Agent solitaire de la DGSE hanté par les fantômes du passé, Tedj Benlazar, surveille de près le redoutable Département du Renseignement et de la Sécurité (DRS) et découvre la collusion machiavélique entre celui-ci et le GIA. Il est conforté dans sa conviction par le commandant Rémy de Bellevue, un fin connaisseur de l’Afrique en charge du renseignement à l’ambassade de France, qui constate une radicalisation de la société qui banalise les violences. La peur règne, les femmes insuffisamment couvertes sont aspergées au vitriol, les poètes, comme Tahar Djaout sont assassinés… Dans ce texte, on croise aussi, entre autres, un personnage de sinistre mémoire : Khaled Kelkal. Né en Algérie, il rejoint son père à Vaulx-en-Velin. Ses bons résultats scolaires ne l’empêcheront pas de tomber dans la délinquance, d’être emprisonnés et de fréquenter des islamistes. On connaît la suite. Khaled, bras armé du GIA, sera le principal responsable des attentats commis sur le sol français à l’été 1995.

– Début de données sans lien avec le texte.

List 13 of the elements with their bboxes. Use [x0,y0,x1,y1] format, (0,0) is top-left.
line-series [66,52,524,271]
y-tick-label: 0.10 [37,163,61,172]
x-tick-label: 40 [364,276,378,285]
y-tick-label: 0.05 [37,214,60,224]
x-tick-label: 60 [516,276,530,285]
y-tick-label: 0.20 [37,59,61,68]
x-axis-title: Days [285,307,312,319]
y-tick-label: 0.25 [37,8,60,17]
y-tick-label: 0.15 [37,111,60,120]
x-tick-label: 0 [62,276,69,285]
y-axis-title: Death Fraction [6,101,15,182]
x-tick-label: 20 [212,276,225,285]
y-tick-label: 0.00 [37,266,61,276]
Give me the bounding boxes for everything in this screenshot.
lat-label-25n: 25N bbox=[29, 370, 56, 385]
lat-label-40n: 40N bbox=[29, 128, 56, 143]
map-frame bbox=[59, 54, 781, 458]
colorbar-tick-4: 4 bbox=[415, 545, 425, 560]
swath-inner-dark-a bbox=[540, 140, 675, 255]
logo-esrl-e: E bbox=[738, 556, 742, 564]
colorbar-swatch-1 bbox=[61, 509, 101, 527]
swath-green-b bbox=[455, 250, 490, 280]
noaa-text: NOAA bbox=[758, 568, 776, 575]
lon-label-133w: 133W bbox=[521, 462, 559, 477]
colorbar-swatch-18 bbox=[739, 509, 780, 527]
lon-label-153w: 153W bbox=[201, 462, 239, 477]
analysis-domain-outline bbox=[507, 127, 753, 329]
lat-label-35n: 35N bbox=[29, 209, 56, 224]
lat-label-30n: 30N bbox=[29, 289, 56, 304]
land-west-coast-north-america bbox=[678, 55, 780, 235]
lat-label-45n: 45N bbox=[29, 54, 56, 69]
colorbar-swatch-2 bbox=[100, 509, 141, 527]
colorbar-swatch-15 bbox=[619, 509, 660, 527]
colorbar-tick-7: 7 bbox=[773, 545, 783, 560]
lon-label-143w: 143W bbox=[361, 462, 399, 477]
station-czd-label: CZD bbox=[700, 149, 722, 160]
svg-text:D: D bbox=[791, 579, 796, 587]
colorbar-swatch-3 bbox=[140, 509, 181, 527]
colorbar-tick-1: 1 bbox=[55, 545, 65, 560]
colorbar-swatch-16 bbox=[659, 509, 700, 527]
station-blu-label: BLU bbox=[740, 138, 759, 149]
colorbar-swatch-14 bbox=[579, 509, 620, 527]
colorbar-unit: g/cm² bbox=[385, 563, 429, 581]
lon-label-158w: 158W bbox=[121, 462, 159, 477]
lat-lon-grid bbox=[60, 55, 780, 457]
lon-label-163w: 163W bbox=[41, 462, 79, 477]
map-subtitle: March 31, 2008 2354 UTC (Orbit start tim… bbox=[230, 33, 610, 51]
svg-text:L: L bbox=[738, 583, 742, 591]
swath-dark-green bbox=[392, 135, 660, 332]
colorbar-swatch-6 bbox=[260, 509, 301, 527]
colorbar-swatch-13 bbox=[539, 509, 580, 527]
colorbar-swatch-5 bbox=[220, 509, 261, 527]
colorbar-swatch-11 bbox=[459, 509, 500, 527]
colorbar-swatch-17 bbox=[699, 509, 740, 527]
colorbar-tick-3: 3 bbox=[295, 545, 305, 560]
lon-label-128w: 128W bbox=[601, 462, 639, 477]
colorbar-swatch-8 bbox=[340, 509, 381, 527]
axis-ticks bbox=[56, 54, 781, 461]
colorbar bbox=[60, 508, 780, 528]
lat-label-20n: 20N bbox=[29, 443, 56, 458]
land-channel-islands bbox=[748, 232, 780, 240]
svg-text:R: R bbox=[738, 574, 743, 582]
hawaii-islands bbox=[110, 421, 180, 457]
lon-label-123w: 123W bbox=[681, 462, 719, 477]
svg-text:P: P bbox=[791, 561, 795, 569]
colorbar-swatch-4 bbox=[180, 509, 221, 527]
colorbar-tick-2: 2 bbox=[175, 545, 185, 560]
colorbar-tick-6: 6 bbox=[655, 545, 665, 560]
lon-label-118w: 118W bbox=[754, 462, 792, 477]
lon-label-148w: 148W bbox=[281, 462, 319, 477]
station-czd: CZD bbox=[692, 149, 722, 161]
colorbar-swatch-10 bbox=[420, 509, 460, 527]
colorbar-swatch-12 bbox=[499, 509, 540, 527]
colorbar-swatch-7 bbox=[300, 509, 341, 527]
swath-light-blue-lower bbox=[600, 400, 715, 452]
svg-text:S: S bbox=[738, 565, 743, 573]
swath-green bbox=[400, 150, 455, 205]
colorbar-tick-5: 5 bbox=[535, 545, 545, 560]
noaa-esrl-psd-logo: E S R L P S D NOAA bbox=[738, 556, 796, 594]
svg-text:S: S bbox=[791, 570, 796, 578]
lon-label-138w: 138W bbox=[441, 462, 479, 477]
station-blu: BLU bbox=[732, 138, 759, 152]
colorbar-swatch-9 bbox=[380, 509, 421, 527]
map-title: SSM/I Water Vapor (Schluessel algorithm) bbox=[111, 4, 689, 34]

« La guerre est une ruse », roman curieusement peu remarqué par la critique, est un thriller politico-historique passionnant, extrêmement bien documenté et efficace qui mêle fiction et réalité. Le duo masculin – Tedj et Rémy – est équilibré par un tandem féminin incarné par deux personnages forts : Gh’zala, la fiancée d’un extrémiste proche du FIS, qui aspire à la liberté et Fadoul, la compagne du vieux baroudeur qu’il a rencontrée au Tchad.

Enfin, l’opus de Frédéric Paulin n’est pas qu’un récit d’action. Il introduit une bonne dose de psychologie et raconte, au milieu du chaos, de belles histoires d’amour et d’amitié.

Ce qui m’a empêchée de lui décerner 5 étoiles : l’avalanche de personnages qui m’a un peu perdue. Surtout au début.

EXTRAIT

  • Disons que si des terroristes islamistes tuent des ressortissants français (…), la présence au pouvoir (…) des militaires (…) devient nécessaire et la répression qu’ils exercent, légitime.
  • Sauf votre respect, si l’Algérie était démocratique, les barbus seraient au pouvoir.
  • De vrais islamistes sortis des camps de détention du sud de l’Algérie (…) ont été intégrés dans les groupes des forces spéciales dont la mission était de réduire les poches d’insurgés.
  • Mais le principal instigateur du GIA a sans doute été Abdelkrim Gharzouli, un « Afghan » algérien, appartenant au comité consultatif d’une organisation dirigée par un saoudien basé en Afghanistan, Al Qaïda.
  • Il n’y a pas d’intégration quand on a un nom comme le sien, une peau comme la sienne. Etudes ou pas, l’intégration, c’est un mensonge de la gauche.
  • « Si tu te tais tu meurs, et si tu parles tu meurs, alors dis et meurs… » (Tahar Djaout)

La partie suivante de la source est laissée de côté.